Expert Article Library

Selecting And Preparing Expert Witnesses

By:  Marvin Silverman, Esq.  E-mail:

A checklist to maximize results

Using an expert witness can be an effective way of making your client's case.  However, an expert in a field of knowledge is not necessarily an expert in communication.  Therefore you must take great care in selecting and preparing expert witnesses in order to get the maximum benefit from their testimony.

1. The initial interview.  The first contact with the expert is usually over the telephone.  You or your paralegal should at the outset establish the expert's familiarity with the general subject matter.   You should also ask about his or her experience with testifying in general, as well as testifying on the subject of the litigation at hand.  Finally, you should check for conflicts of interest.  Never review the facts of the case or postulate strategies and initial theories before you mention the names of the other parties and attorneys.  Since you may not be able to use the expert, you do not want to take the risk that the expert will call opposing counsel and reveal information learned from you.

2.  The personal meeting.  Most professional experts are willing to spend an hour meeting with an attorney before being hired so that the attorney can get a feel for their abilities and expertise.  They will bill for this time only if hired. Clients also should be encouraged to attend these meetings.

At this meeting you should question experts thoroughly regarding any history of complaints or claims filed against them.  Better to find out now than at deposition or trial.  You should listen carefully to determine if the expert speaks with spirit and conviction.  You should also discuss the expert's previous testimony on the subject matter of the current litigation.  Has the expert ever taken a position--either in writing or in speaking publicly--that could be viewed as inconsistent with the opinion you expect the expert to give on your client's behalf?

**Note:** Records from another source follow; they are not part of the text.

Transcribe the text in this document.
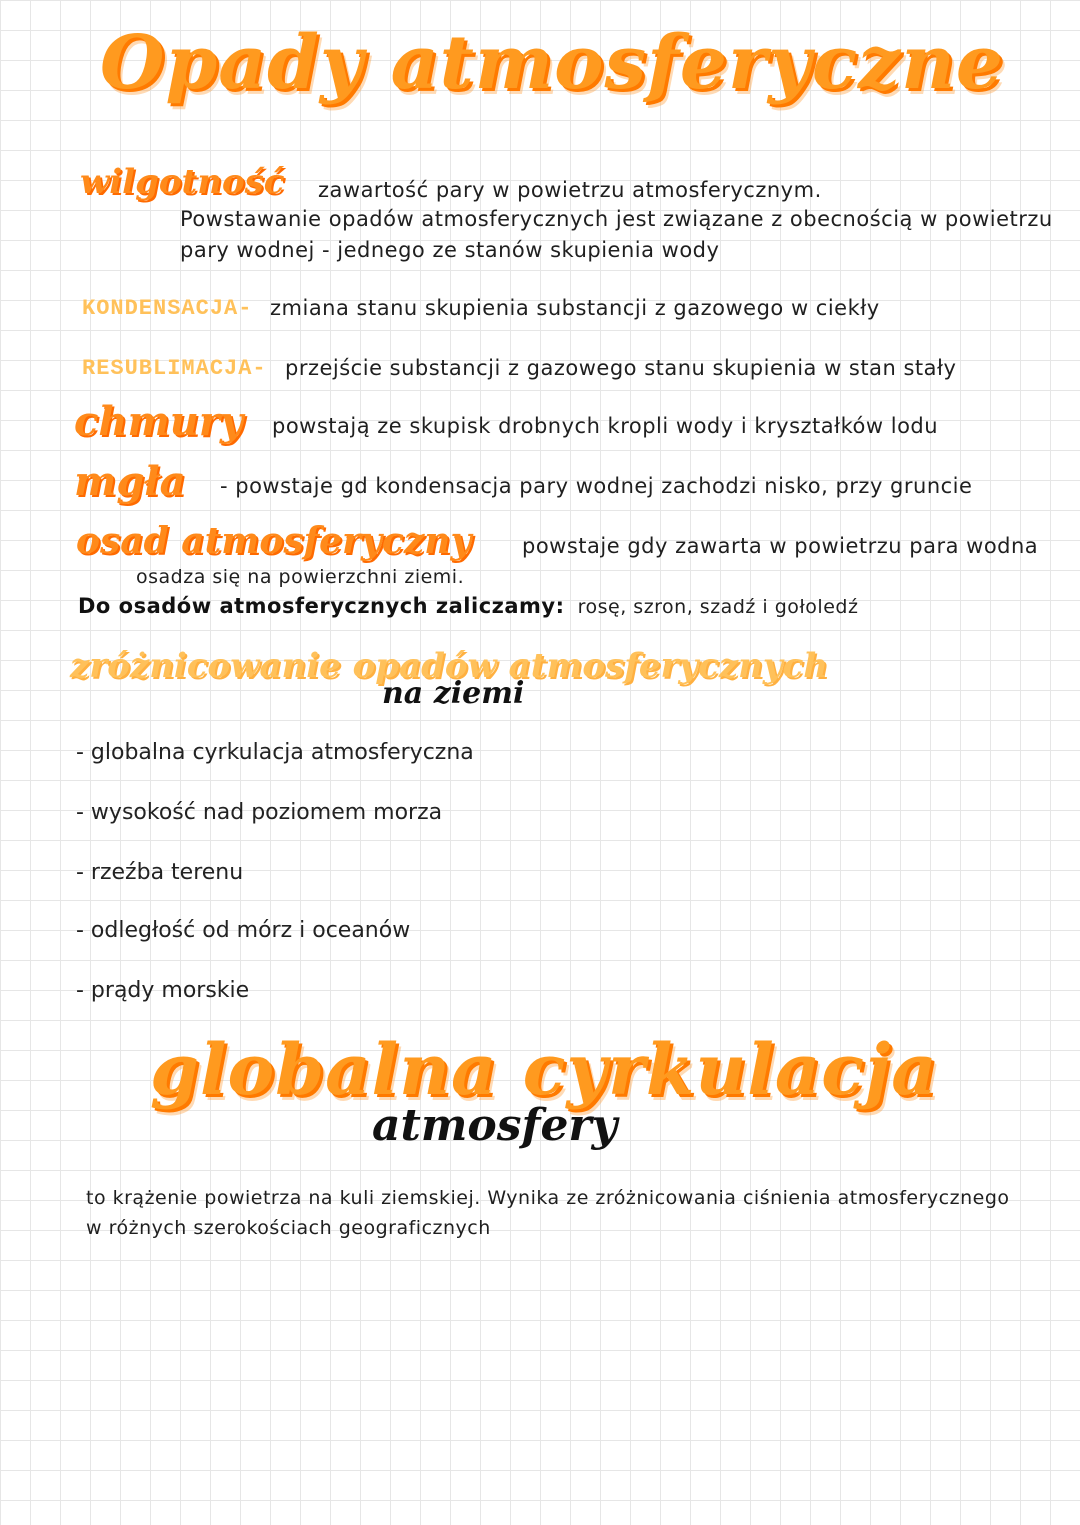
Opady atmosferyczne
wilgotność zawartość pary w powietrzu atmosferycznym.
Powstawanie opadów atmosferycznych jest związane z obecnością w powietrzu
pary wodnej - jednego ze stanów skupienia wody
KONDENSACJA- zmiana stanu skupienia substancji z gazowego w ciekły
RESUBLIMACJA- przejście substancji z gazowego stanu skupienia w stan stały
chmury powstają ze skupisk drobnych kropli wody i kryształków lodu
mgła - powstaje gd kondensacja pary wodnej zachodzi nisko, przy gruncie
osad atmosferyczny powstaje gdy zawarta w powietrzu para wodna
osadza się na powierzchni ziemi.
Do osadów atmosferycznych zaliczamy: rosę, szron, szadź i gołoledź
zróżnicowanie opadów atmosferycznych
na ziemi
- globalna cyrkulacja atmosferyczna
- wysokość nad poziomem morza
- rzeźba terenu
- odległość od mórz i oceanów
- prądy morskie
globalna cyrkulacja
atmosfery
to krążenie powietrza na kuli ziemskiej. Wynika ze zróżnicowania ciśnienia atmosferycznego
w różnych szerokościach geograficznych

Since there is no way to anticipate all the questions on cross-examination, you will want an expert who can extemporize.  Some attorneys ask an unexpected question at the interview to test whether the expert can think quickly and give a persuasive, consistent answer.  Others pose a complicated hypothetical to see if the expert can follow the facts presented and respond in a meaningful manner.

You must also consider the future availability of the expert.  Ask about the expert's general health, plans to move from the area, or scheduling of extended vacations.

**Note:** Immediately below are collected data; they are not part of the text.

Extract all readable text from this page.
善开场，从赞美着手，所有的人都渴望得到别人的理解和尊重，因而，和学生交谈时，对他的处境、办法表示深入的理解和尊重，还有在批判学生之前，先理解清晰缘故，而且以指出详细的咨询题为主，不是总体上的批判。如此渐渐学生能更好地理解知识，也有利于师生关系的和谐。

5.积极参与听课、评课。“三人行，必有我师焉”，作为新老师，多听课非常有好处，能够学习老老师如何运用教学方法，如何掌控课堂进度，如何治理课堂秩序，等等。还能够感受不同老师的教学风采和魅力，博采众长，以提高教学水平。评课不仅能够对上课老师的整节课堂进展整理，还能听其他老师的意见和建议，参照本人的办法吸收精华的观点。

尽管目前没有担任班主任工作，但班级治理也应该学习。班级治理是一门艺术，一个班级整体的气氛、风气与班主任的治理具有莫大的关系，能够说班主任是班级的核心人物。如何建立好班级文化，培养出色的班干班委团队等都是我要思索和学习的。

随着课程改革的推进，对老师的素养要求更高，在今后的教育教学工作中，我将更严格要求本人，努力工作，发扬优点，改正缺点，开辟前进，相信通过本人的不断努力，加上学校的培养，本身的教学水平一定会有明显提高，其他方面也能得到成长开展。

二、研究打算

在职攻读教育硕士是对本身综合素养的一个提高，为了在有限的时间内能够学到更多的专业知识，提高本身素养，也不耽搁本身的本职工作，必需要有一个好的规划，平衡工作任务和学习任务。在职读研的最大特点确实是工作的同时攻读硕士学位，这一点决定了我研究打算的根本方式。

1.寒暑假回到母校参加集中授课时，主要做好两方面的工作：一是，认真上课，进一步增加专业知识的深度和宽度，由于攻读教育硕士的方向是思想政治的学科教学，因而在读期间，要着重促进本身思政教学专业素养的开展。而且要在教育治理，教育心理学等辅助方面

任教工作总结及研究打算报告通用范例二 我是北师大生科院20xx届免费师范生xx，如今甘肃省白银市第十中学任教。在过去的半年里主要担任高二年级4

Other general considerations include selecting the right type of expert.  What kind of expert is most likely to persuade the trier of fact in your case?  A retired veteran with impressive credentials?  An academic whiz with teaching and publishing credits?  Or an active practitioner with field experience?  You will want to choose an expert old enough to have significant experience in his or her field but young enough to be receptive to and aware of current developments.  The parties' ages should also be considered.  For example, it may be more effective to use an expert who is a contemporary of an older defendant to testify as to the defendant's breach of a standard of care.

3.  Pleadings.  Make sure pleadings are consistent with the testimony you desire from your expert.  For example, the judge will not permit questions about standard of care if negligence has not been pleaded.

4.  Preparation. Always preview the questions to be asked on direct examination and establish with the expert whether you prefer a quick exchange of question and answer or narrative answers.  If you ask a question for which the expert has not been prepared, you run the risk of flustering your own expert and thus undermining his or her credibility.

5.  Deposition.  At a deposition, both sides can observe the expert's demeanor, ability to respond to new questions, and ability to think on his or her feet.  These observations will help determine whether a party will be amendable to settlement or will want to press forward to trial.  Thus, the expert's performance at a deposition is vital to the interests of your client.  Your expert should be instructed to dress as a professional, maintain eye contact with the examining attorney, speak firmly, and sit erectly.  If you find your expert is volunteering too much, is not being responsive to the questions, or is using body language or voice tone that reveal a lack of confidence, you should not hesitate to ask for a recess.